Est Nac 2
Abrantes



Estrada Nacional 2 - Faro - Vila Verde da Raia(Chaves) 735 Km

Já é a segunda vez que falo sobre esta Estrada e esta situação.
Se esta Plano tivesse sido concluído, Portugal, o nosso pais hoje seria outro, outras paisagens, outra população e distribuída por todo o país de forma equitativa e não aglomerada: 70% da população em 20% do território nacional, como está.
No Plano Rodoviário Nacional da década de 40 do século XX, a E N 2, com estruturas e condições de via rápida, seria uma das vias com mais prioridade a ser construída. Seria o eixo de desenvolvimento do país, criando condições ao longo desta Via, para todo o tipo de comercio, industrias e agricultura nacionais e estrangeiras, criando riqueza e produtividade, fixando assim boa parte da população que se movimentava, muitos não teriam emigrado, muitos não teriam ido aumentar o aglomerado já nos grandes centros populacionais do litoral do país. 
Com a cidade de Abrantes ao meio do percurso, esta cidade seria hoje uma das cidades maiores, mais industrializadas, mais ricas e mais populosas do país.
Fazia parte dos planos iniciar esta via em finais da década de cinquenta/inícios da década de sessenta. A Guerra do ultramar veio adiar o inicio da construção, ficando depois adiada para meados da década de setenta, em simultâneo com o IP5, que seriam sempre vias sem portagens, actual  A25 com portagens.
Com a mudança de regime, tudo isto foi esquecido, mas a movimentação das pessoas não parou, todos sabemos o que aconteceu à economia nacional e durante a década seguinte tudo isto ficou esquecido.

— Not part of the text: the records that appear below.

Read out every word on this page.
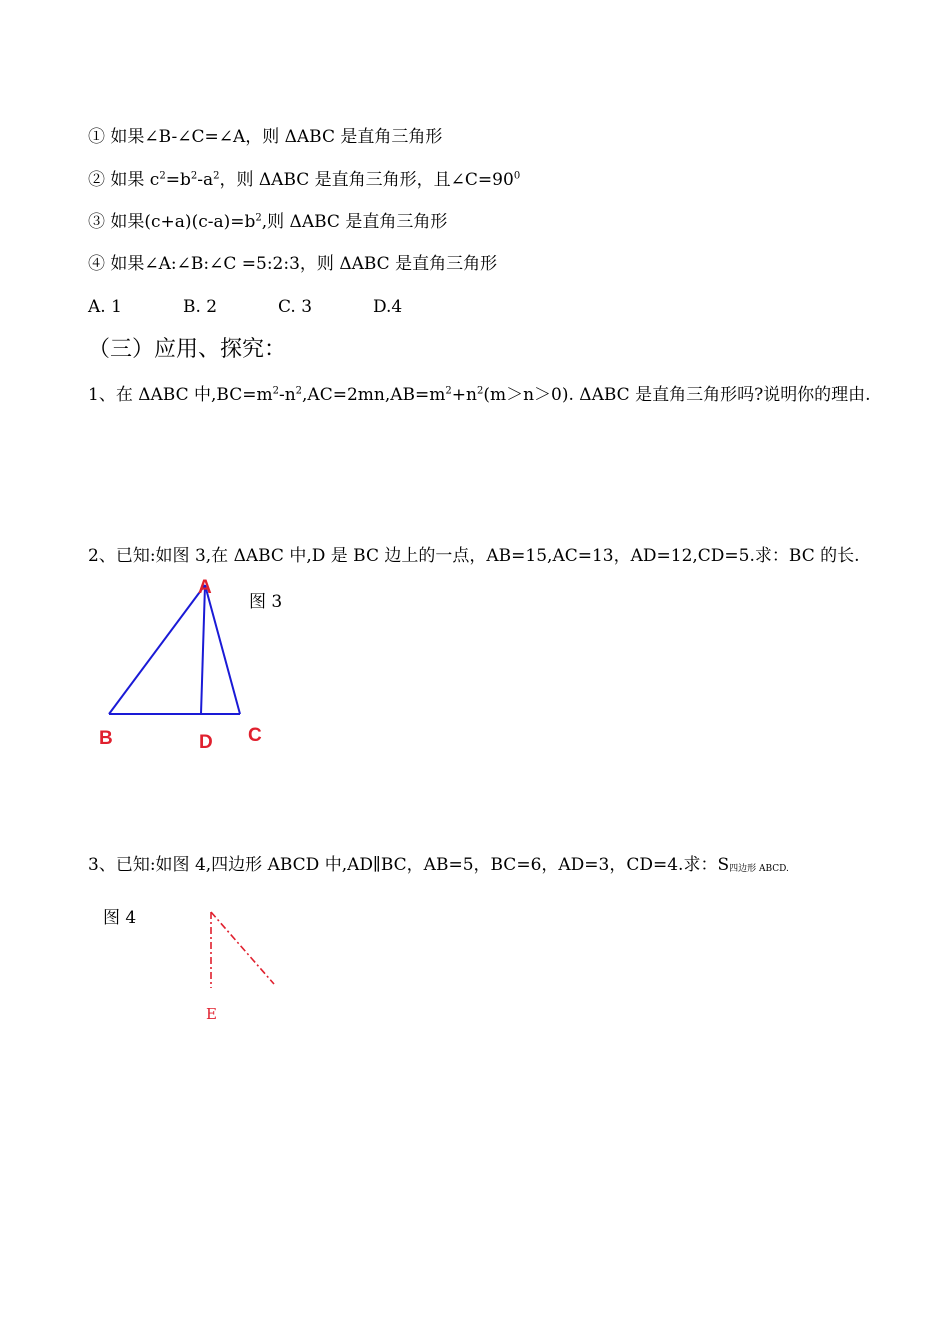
① 如果∠B-∠C=∠A，则 ΔABC 是直角三角形
② 如果 $c^2=b^2-a^2$，则 ΔABC 是直角三角形，且$\angle C=90^0$
③ 如果$(c+a)(c-a)=b^2$,则 ΔABC 是直角三角形
④ 如果∠A:∠B:∠C =5:2:3，则 ΔABC 是直角三角形
A. 1	B. 2	C. 3	D.4
（三）应用、探究：
1、在 ΔABC 中$,BC=m^2-n^2,AC=2mn,AB=m^2+n^2(m>n>0)$. ΔABC 是直角三角形吗?说明你的理由.
2、已知:如图 3,在 ΔABC 中,D 是 BC 边上的一点，AB=15,AC=13，AD=12,CD=5.求：BC 的长.
图 3
3、已知:如图 4,四边形 ABCD 中,AD∥BC，AB=5，BC=6，AD=3，CD=4.求：$S_{四边形 ABCD.}$
图 4
A
B	D C
E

Quando se pensou novamente em estradas, alguém disse que o fluxo rodoviário  desse percurso não justificava tal investimento, (provavelmente os mesmos que quando mais tarde alguém decidiu fazer estradas em Portugal, disse que as estradas só serviam para os produtos estrangeiros entrar no país, inteligência que não era capaz de ver que as estradas têm dois sentidos) por essa ordem de ideias, a cidade do Entroncamento não existiria hoje, como é sabido, antes de se cruzarem ali as linhas, ali era terreno ermo, hoje é uma cidade de dimensão média e com muito progresso.
Mas também há quem diga que o Plano Rodoviário Nacional da década de 40, foi abandonado por ódio ao que vinha do anterior regime.
Que esta via um dia será construída! Quem de boa fé, não tem dúvidas, porque o país precisa dela como da sua identidade, mas aquilo que o nosso país seria hoje se tem sido construída quando do projecto original, provavelmente demorará séculos.
Portugal, o nosso país, hoje teria outra distribuição populacional, muita mais gente jovem no centro-interior do país e teríamos uma economia diferente.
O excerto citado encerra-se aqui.